La ambición recaudatoria del Ejecutivo de coalición conformado por PSOE y Sumar les ha llevado a subir los impuestos y cotizaciones hasta en 94 ocasiones.
El Impuestómetro 2025, elaborado por el Instituto Juan de Mariana, vuelve a poner cifras al esfuerzo fiscal que soportan familias, trabajadores y empresas. Su publicación coincide con el inicio de la campaña de la Renta, en un momento marcado por la elevada presión tributaria.
Desde que Pedro Sánchez asumió la presidencia del Gobierno, se han producido 94 subidas de impuestos y cotizaciones. A eso se suma la no deflactación del IRPF, lo que equivale a un aumento encubierto de la carga fiscal. Mientras tanto, muchos países de la Unión Europea han hecho lo contrario.

En seis años, España ha elevado su presión fiscal en 1,9 puntos del PIB.
En contraste, la media europea ha caído en 0,9 puntos. Alemania, Francia, Dinamarca, Países Bajos o Suecia han optado por reducir impuestos. España, sin embargo, ha ido en la dirección opuesta.
Desde 2019, el Estado ha recaudado 127.744 millones de euros más. Traducido a cifras personales, eso implica un coste de 1.223 euros por ciudadano y 3.079 euros por hogar.
El informe también analiza cuánto cuesta realmente trabajar en España. En 2025, el coste laboral total de un empleado con sueldo medio es de 39.480 euros al año. De esa cantidad, el Estado se queda con una parte importante:
- 9.243 euros en cotizaciones empresariales
- 1.959 euros en cotizaciones del trabajador
- 4.270 euros en IRPF
- 2.942 euros en IVA
Solo estos impuestos suponen 18.865 euros, es decir, el 47,8 % del coste total. Para que un trabajador pueda gastar 100 euros, su empresa debe pagar 191,57 euros.

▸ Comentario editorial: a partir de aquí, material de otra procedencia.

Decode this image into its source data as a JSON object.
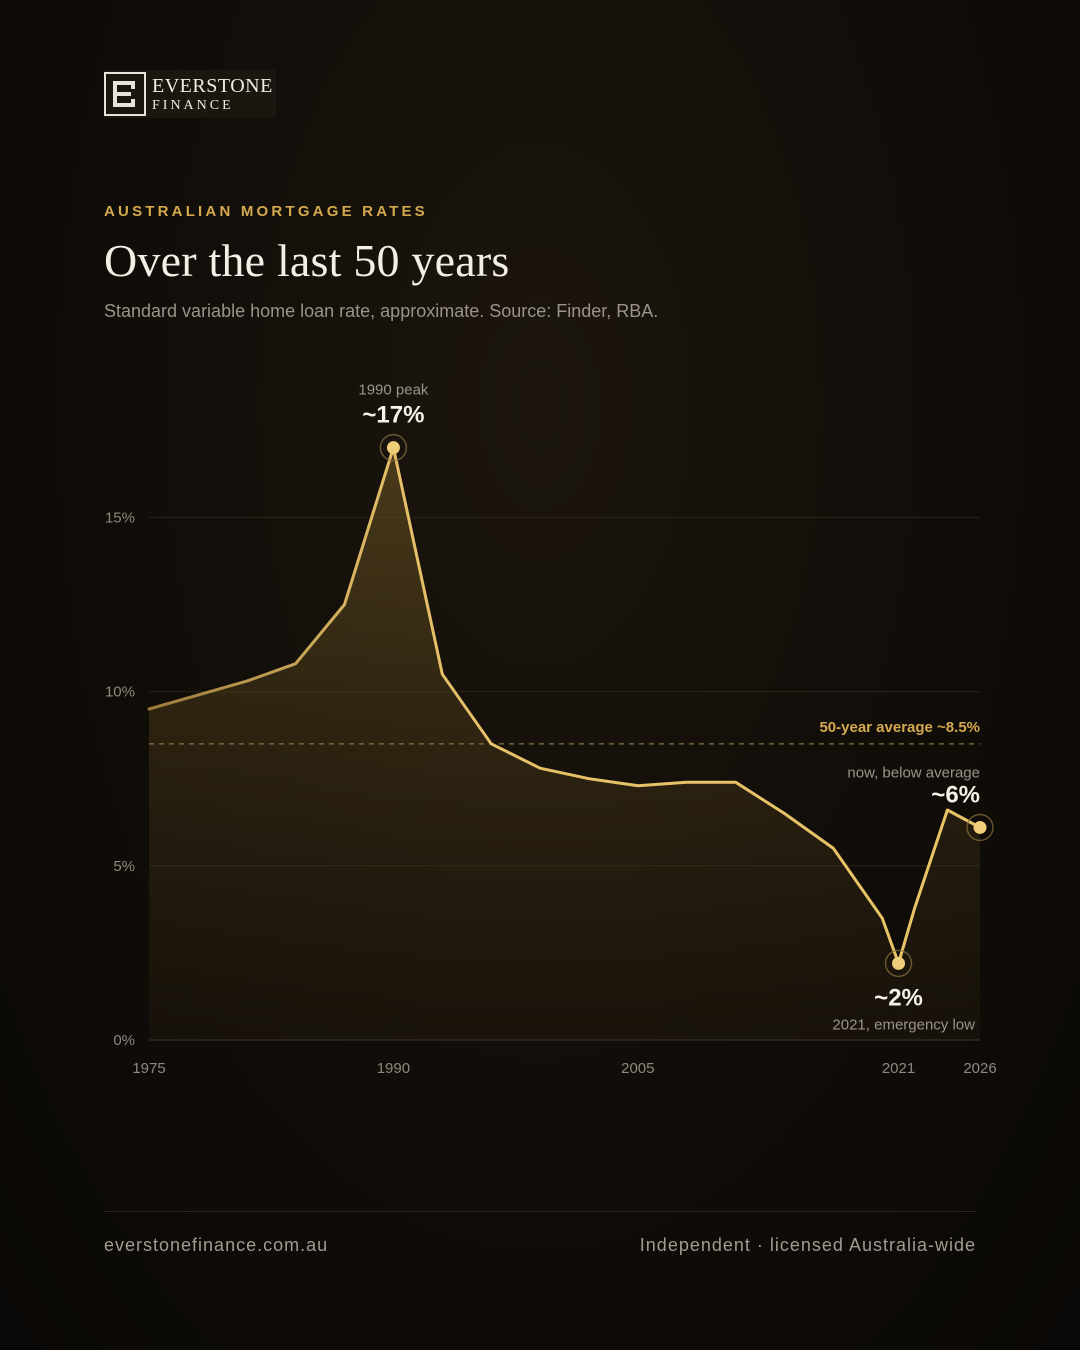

La carga no termina ahí. Si sumamos otros tributos como el IBI (705 euros de media) y el impacto del Impuesto de Sociedades sobre el salario (928 euros).
La presión fiscal sube hasta 20.678 euros, el 52,4 % del sueldo completo. Añadiendo el esfuerzo fiscal diferido a través del déficit y la deuda pública (929 euros más), el coste total asciende a 21.607 por trabajador medio.
Es decir, el 54,7 % del coste laboral.